How do you like Loma Linda?

Over the course of this interview season, this is a question that I have been asked numerous times. The person asking me really doesn’t care whether or not I like the city of Loma Linda. The implied question is whether or not I like Loma Linda University School of Medicine. The question is one that has been asked by fellow interviewees. It’s not unusual. While waiting in a room full of interviewees, conversation usually starts out with asking each other what school one is from. This question is usually followed by a “how do you like it there?” question. Invariably, the answer is positive — or at least neutral.

I don’t think I’ve ever heard an applicant say they didn’t like the school they came from. And for some reason, I somehow doubt that anyone would admit to disliking their soon-to-be alma mater — at least not while on the interview trail.

So how do I like Loma Linda? I like it very much. I think medical schools are more similar than different. We learn the same material. We take the same national exams. Sure, each institution offers their twist on how the material is presented, but the material is the same.

One thing that is different here is Loma Linda’s emphasis on Whole-Person Care. The curriculum is designed to not only emphasize the physical pathophysiology, but to also highlight aspects of spiritual care as well. I feel like I have been encouraged to go beyond the diagnosis — to treat the patient and not just the disease.

I have accepted that I attend a medical school whose name does not carry the weight of an ivy league establishment. I have become accustomed to puzzled looks when I say that I go to Loma Linda University. Many people outside the area have never heard of this place. Saying I attend a medical school in Southern California usually gets guesses of UCLA or USC. But once in a while I do come across people who have heard about Loma Linda.

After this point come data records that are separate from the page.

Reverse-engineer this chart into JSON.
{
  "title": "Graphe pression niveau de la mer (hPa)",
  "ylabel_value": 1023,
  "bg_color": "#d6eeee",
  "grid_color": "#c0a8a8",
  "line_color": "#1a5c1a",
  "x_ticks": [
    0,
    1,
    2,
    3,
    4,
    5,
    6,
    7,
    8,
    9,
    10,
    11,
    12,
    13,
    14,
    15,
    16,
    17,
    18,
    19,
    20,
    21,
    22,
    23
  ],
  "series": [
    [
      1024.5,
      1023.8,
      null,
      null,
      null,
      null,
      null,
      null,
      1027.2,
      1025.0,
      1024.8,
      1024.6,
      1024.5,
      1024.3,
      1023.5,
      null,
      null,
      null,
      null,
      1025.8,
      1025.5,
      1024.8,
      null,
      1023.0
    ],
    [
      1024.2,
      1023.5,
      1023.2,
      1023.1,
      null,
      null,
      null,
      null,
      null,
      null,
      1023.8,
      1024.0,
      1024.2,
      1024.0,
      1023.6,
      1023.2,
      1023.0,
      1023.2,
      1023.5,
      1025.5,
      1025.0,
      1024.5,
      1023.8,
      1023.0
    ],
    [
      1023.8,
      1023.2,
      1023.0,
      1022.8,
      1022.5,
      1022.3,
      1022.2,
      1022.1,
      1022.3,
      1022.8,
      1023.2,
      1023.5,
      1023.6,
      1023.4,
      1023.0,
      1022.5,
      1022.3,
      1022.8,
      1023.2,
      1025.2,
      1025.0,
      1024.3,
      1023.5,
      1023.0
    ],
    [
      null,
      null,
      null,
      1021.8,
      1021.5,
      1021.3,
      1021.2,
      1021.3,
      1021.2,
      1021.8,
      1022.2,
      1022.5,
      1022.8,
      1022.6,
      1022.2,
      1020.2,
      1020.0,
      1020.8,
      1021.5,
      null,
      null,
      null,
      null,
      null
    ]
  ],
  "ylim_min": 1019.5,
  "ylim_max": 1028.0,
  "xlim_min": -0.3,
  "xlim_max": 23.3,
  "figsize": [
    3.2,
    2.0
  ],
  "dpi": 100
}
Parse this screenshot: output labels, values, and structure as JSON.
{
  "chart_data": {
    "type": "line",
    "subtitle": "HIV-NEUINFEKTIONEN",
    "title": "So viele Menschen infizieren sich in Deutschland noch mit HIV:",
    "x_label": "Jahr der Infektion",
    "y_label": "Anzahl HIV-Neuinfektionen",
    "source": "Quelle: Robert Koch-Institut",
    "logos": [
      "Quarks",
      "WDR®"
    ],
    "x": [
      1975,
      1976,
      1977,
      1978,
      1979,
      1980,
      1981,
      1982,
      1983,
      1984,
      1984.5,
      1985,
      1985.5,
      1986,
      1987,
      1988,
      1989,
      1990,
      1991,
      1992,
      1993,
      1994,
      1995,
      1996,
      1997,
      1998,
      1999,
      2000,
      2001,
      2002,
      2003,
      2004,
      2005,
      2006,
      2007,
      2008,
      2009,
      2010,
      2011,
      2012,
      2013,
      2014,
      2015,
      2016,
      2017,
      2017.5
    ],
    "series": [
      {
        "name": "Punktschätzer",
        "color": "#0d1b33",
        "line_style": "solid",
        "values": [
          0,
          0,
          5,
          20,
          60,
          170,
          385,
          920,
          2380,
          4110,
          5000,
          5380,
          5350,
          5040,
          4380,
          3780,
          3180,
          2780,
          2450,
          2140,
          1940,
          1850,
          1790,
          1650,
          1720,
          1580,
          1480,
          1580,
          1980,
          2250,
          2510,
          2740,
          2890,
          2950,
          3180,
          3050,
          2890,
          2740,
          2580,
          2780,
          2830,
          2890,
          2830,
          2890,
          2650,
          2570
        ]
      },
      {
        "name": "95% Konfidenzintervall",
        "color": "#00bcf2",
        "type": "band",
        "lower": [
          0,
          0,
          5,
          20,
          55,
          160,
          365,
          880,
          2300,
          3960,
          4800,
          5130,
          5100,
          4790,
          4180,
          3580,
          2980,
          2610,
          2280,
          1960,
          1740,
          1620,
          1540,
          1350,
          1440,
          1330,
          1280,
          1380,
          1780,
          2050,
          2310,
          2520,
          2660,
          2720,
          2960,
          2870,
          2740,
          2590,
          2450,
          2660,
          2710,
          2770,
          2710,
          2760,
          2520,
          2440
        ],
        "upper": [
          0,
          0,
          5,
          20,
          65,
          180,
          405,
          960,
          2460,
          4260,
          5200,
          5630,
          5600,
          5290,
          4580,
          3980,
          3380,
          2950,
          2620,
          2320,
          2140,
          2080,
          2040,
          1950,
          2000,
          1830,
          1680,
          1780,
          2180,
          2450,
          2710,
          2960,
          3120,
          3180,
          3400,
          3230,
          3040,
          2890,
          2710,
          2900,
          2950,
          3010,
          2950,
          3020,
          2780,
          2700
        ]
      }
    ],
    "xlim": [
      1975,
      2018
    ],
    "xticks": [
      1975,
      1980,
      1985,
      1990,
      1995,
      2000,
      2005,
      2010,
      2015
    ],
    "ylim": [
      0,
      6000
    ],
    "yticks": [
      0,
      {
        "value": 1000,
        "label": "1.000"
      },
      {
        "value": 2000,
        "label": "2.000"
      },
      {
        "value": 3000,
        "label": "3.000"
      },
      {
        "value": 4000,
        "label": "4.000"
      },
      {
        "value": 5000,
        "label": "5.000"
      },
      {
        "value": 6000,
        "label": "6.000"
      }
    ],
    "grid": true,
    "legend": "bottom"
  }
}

On a recent interview, a program director in another state noted my educational pedigree. Glendale Adventist Academy for high school. Walla Walla College (now Walla Walla University) for my bachelor’s degree. Loma Linda University for medical school. “You must be a Seventh-day Adventist,” he said to me. He continued, “we like students from Loma Linda. Do you realize that your ethics curriculum is more extensive than most other schools?”

On another interview a resident asked me what school I came from. When he heard I was from Loma Linda he said that it was plus for me since the program liked Loma Linda students — they’re usually a really nice group of people.

It was nice to go outside of the this insulated, geographical area where everyone knows of Loma Linda University and hear other opinions of my home institution from people who have no incentive to say anything nice about it. Or maybe it was just a little bit of validation that I appreciated hearing.

So how do I like Loma Linda? Evidently, I like it very much.